What does the word ‘process’ mean to you? When you think about processes, what comes to mind? Your HR process, interviewing process, sales process, procurement process or maybe your onboarding process?

When I refer to becoming a process driven thinker, this transcends your strategy. Now, we’re focusing on who the person is, not just what they do. We shift our attention to examine each individual’s internal wiring; their personal operating system, and how they think.

Beliefs precede experiences. Ask practically any manager who struggles to come up with the ‘perfect’ coaching question; the one they hope causes a breakthrough. In order to more intuitively craft better questions, it begins with how you think.

Coach the How, Not the What

When you coach, you don’t coach the result. You coach the person, you coach the process and you coach the how. Unfortunately, because most managers are conditioned to generate results, hit their numbers and achieve business objectives, it’s this line of thinking that, in turn, kicks out result driven questions.

When you change your thinking to be more process focused, it changes the questions you ask.

Are you a result driven thinker? Let’s check. If you are, these are the questions that managers would typically ask their sales team.

  • What are your numbers?
  • How many calls did you make today?
  • How many appointments do you have this week?
  • What’s currently in your pipeline?
  • Is your forecast accurate?
  • What’s the current status on the big deal you were working on?
  • Are you going to make your quota?
  • Did you try…… (calling the decision maker, dropping price, qualifying better, delivering your value proposition, calling the help desk, and so on.)

Now, are the answers to these questions important? Of course they are! However, if you’re only focused on asking result driven questions, then you’re only having half of a conversation. Managers continually miss the area where their coaching can have the greatest impact on changing behavior and creating better solutions. That is, focusing on the how, the process and most important, the message your salespeople deliver to your prospects and customers.

What’s the How?

So, what could it sound like if you were to become more of a process driven thinker compared to someone who is strictly a result driven thinker? If you are someone who is more of a process driven thinker, you would ask the following types of questions.
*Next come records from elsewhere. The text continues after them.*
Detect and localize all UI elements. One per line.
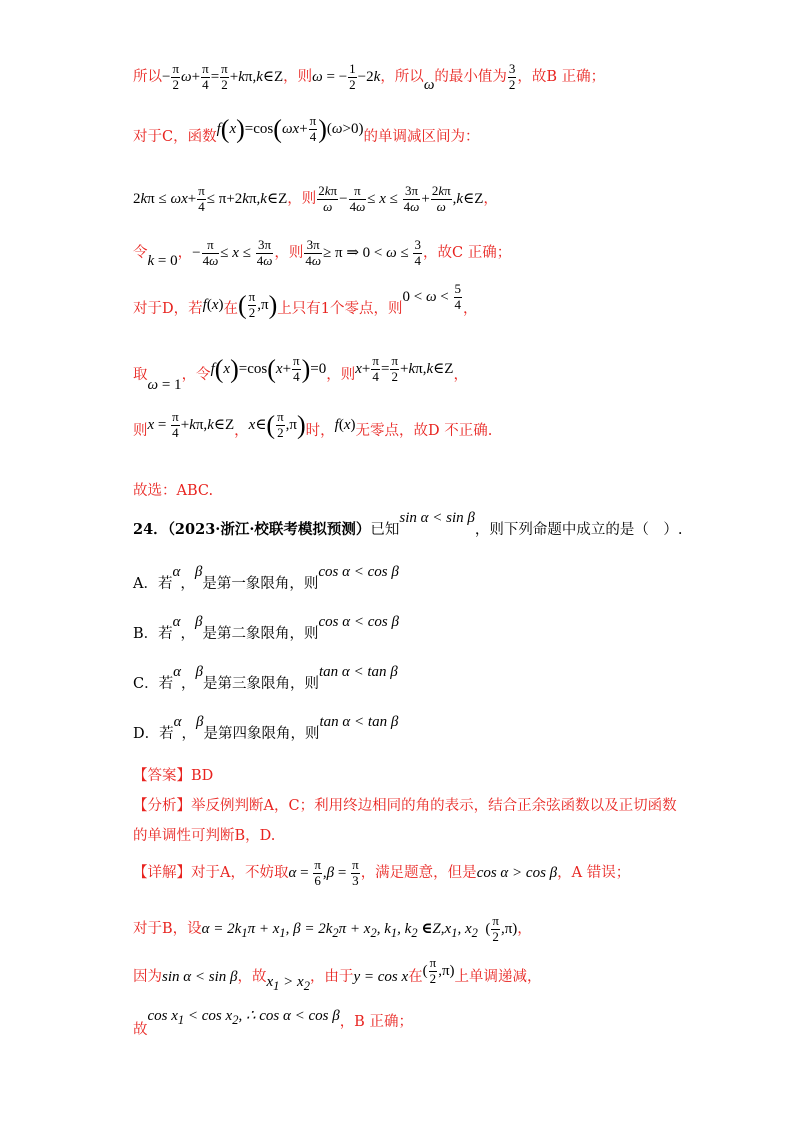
analysis-line-2: 的单调性可判断B，D. xyxy=(133,828,276,844)
solution-line-6: 取ω = 1，令f(x)=cos(x+ $\frac{\pi}{4}$ )=0，则x+ $\frac{\pi}{4}$ = $\frac{\pi}{2}$ +kπ,k∈Z， xyxy=(133,353,468,393)
math-omega-eq: ω = − $\frac{1}{2}$ −2k xyxy=(312,61,381,92)
detail-line-a: 【详解】对于A，不妨取α = $\frac{\pi}{6}$ ,β = $\frac{\pi}{3}$ ，满足题意，但是cos α > cos β，A 错误； xyxy=(133,857,631,888)
math-interval-k0: − $\frac{\pi}{4\omega}$ ≤ x ≤ $\frac{3\pi}{4\omega}$ xyxy=(192,237,273,268)
solution-line-1: 所以− $\frac{\pi}{2}$ ω+ $\frac{\pi}{4}$ = $\frac{\pi}{2}$ +kπ,k∈Z，则ω = − $\frac{1}{2}$ −2k，所以ω的最小值为 $\frac{3}{2}$ ，故B 正确； xyxy=(133,61,606,93)
solution-line-2: 对于C，函数f(x)=cos(ωx+ $\frac{\pi}{4}$ )(ω>0)的单调减区间为： xyxy=(133,113,480,145)
final-choice: 故选：ABC. xyxy=(133,483,214,499)
analysis-line-1: 【分析】举反例判断A，C；利用终边相同的角的表示，结合正余弦函数以及正切函数 xyxy=(133,798,677,814)
math-inequality-2: $\frac{2k\pi}{\omega}$ − $\frac{\pi}{4\omega}$ ≤ x ≤ $\frac{3\pi}{4\omega}$ + $\frac{2k\pi}{\omega}$ ,k∈Z xyxy=(318,183,484,214)
detail-line-b3: 故$\cos x_1 < \cos x_2$, ∴ cos α < cos β，B 正确； xyxy=(133,1008,413,1038)
solution-line-3: 2kπ ≤ ωx+ $\frac{\pi}{4}$ ≤ π+2kπ,k∈Z，则 $\frac{2k\pi}{\omega}$ − $\frac{\pi}{4\omega}$ ≤ x ≤ $\frac{3\pi}{4\omega}$ + $\frac{2k\pi}{\omega}$ ,k∈Z， xyxy=(133,183,498,214)
math-eq-1: − $\frac{\pi}{2}$ ω+ $\frac{\pi}{4}$ = $\frac{\pi}{2}$ +kπ,k∈Z xyxy=(162,61,284,92)
answer-line: 【答案】BD xyxy=(133,768,214,784)
option-b: B．若α，β是第二象限角，则cos α < cos β xyxy=(133,614,399,642)
option-a: A．若α，β是第一象限角，则cos α < cos β xyxy=(133,564,399,592)
solution-line-5: 对于D，若f(x)在( $\frac{\pi}{2}$ ,π)上只有1个零点，则0 < ω < $\frac{5}{4}$ ， xyxy=(133,281,478,320)
math-inequality-1: 2kπ ≤ ωx+ $\frac{\pi}{4}$ ≤ π+2kπ,k∈Z xyxy=(133,183,288,214)
solution-line-4: 令k = 0，− $\frac{\pi}{4\omega}$ ≤ x ≤ $\frac{3\pi}{4\omega}$ ，则 $\frac{3\pi}{4\omega}$ ≥ π ⇒ 0 < ω ≤ $\frac{3}{4}$ ，故C 正确； xyxy=(133,237,512,269)
detail-line-b1: 对于B，设$\alpha = 2k_1\pi + x_1$, $\beta = 2k_2\pi + x_2$, $k_1$, $k_2$ $\in Z,x_1$, $x_2$ ( $\frac{\pi}{2}$ ,π)， xyxy=(133,913,532,944)
solution-line-7: 则x = $\frac{\pi}{4}$ +kπ,k∈Z，x∈( $\frac{\pi}{2}$ ,π)时，f(x)无零点，故D 不正确. xyxy=(133,409,493,440)
question-24-stem: 24．（2023·浙江·校联考模拟预测）已知sin α < sin β，则下列命题中成立的是（ ）. xyxy=(133,510,683,538)
option-c: C．若α，β是第三象限角，则tan α < tan β xyxy=(133,664,398,692)
math-implication: $\frac{3\pi}{4\omega}$ ≥ π ⇒ 0 < ω ≤ $\frac{3}{4}$ xyxy=(305,237,421,268)
option-d: D．若α，β是第四象限角，则tan α < tan β xyxy=(133,714,399,742)
math-function-def: f(x)=cos(ωx+ $\frac{\pi}{4}$ )(ω>0) xyxy=(216,113,364,144)
detail-line-b2: 因为sin α < sin β，故$x_1 > x_2$，由于y = cos x在( $\frac{\pi}{2}$ ,π)上单调递减， xyxy=(133,955,542,993)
  • Walk me through the conversation you recently had with that customer?
  • How did you respond when the customer said that pricing was an issue?
  • How have you handled a similar situation before?
  • What steps can you take to resolve this?
  • What will your message sound like the next time you run into a situation like this?
  • What do you need to know about every prospect and customer you work with?
  • What questions do you typically ask that give you the information you need when qualifying an opportunity?
  • If I wasn’t here, in your opinion, how would you move forward here?

Listen for the How

Think about these two sets of questions. Are you focused solely on the result or are you also mindful of the process? And you don’t coach the result, you coach the process, remember?

Before you start freaking out, I didn’t say that you have to abandon your result driven mindset. I’m suggesting how essential it is to balance this out and become more of a process or “How” driven thinker. That’s the internal shift. Once you shift your thinking around this, you’ll notice how much easier it is to focus on the conversation and what you’re hearing, rather than pushing for your desired outcome, trying to solve the problem or offer a solution you feel would work best. You’ll also find that the right questions to ask will show up naturally, rather than pushing to find them.

Consider your A, B and C players. It’s not what they do that places them in a certain rank but how they go about doing it.

This applies to every sales leader as well as every world class athlete. Whether you’re playing a sport or running a race; you are mindful of winning but it’s your form that gets you there.